Marlow highlighted actor and former professional wrestler John Cena’s recent apology for describing Taiwan as a country as illustrative of the Chinese Communist Party’s financial leverage over America’s news and entertainment industries. He explained how conglomerate ownership of the two industries with business interests in China is at the heart of the industries’ betrayal of truth.
Marlow said of Breaking the News:
I connect that with what’s going on with John Cena. I’m sure you played a clip of John Cena’s obsequiousness to China because he dared call Taiwan a country, which it is. Universal, which owns the Fast and Furious [franchise], is part of NBC-Comcast-Universal. So you’ve got this Fast and Furious movie opening up. You’ve got a new Universal theme park opening up in Beijing last week. The established media doesn’t make that connection.

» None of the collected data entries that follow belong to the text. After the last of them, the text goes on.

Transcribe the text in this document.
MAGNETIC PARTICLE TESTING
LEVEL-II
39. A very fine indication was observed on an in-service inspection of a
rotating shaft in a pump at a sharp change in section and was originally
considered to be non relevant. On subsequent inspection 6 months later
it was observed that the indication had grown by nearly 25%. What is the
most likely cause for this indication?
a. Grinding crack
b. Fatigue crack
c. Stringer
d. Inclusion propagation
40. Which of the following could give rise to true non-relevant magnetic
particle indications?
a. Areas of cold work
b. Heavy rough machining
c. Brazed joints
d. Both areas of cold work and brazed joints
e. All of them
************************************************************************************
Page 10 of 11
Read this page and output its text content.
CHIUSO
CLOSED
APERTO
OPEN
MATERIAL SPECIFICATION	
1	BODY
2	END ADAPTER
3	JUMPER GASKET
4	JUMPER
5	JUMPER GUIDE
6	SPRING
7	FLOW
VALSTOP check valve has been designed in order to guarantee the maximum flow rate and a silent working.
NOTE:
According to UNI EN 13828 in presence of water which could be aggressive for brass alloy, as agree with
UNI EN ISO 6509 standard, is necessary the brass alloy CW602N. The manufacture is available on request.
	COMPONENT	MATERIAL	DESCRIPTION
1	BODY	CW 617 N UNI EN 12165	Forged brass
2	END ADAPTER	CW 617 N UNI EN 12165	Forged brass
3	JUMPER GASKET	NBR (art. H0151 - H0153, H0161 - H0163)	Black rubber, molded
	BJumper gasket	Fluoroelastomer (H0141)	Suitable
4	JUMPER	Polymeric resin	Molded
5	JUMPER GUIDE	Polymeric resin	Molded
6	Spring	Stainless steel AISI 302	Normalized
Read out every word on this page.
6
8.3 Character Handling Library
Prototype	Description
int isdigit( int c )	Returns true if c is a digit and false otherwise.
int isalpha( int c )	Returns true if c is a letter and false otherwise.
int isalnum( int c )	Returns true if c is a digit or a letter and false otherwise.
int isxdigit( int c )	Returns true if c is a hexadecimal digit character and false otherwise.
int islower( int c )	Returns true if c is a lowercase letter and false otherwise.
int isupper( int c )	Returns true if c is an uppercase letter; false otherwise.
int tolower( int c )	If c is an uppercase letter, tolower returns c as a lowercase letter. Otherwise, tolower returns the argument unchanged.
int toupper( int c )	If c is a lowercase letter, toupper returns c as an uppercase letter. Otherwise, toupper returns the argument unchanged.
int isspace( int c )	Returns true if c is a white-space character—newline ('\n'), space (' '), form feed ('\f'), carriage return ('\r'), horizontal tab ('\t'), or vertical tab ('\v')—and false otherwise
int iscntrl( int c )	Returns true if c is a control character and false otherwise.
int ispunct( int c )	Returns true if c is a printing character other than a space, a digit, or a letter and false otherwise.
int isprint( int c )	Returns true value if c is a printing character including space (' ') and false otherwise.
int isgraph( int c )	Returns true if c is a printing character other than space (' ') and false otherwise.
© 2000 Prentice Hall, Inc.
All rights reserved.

And we’re supposed to be trusted to think that movie stars for Universal Pictures and NBC News are going to treat China — one of the most racist countries on Earth, that interns journalists, that interns Muslims — they’re supposed to be credible when it comes to dealing with this regime?
Of course, they’re not. It’s all intertwined. … That’s why we’re never going to get that China movie or documentary. We’re not even going to get a hard-hitting article on China. In the meantime, American media conglomerates just sell out one after the next after the next.
Breaking the News illuminates the financial roots of much of the news media’s corruption, Ingraham said.
“Alex, your book is fantastic,” Ingraham concluded. “Everyone, before you think that you understand an issue, and you kind of brush off the concerns that we’re talking about, read this book because you’ll see that when something pops up on your screen as fact, you have to look at who owns it, when they bought it, who’s invested in it, and what their political affiliations [are].”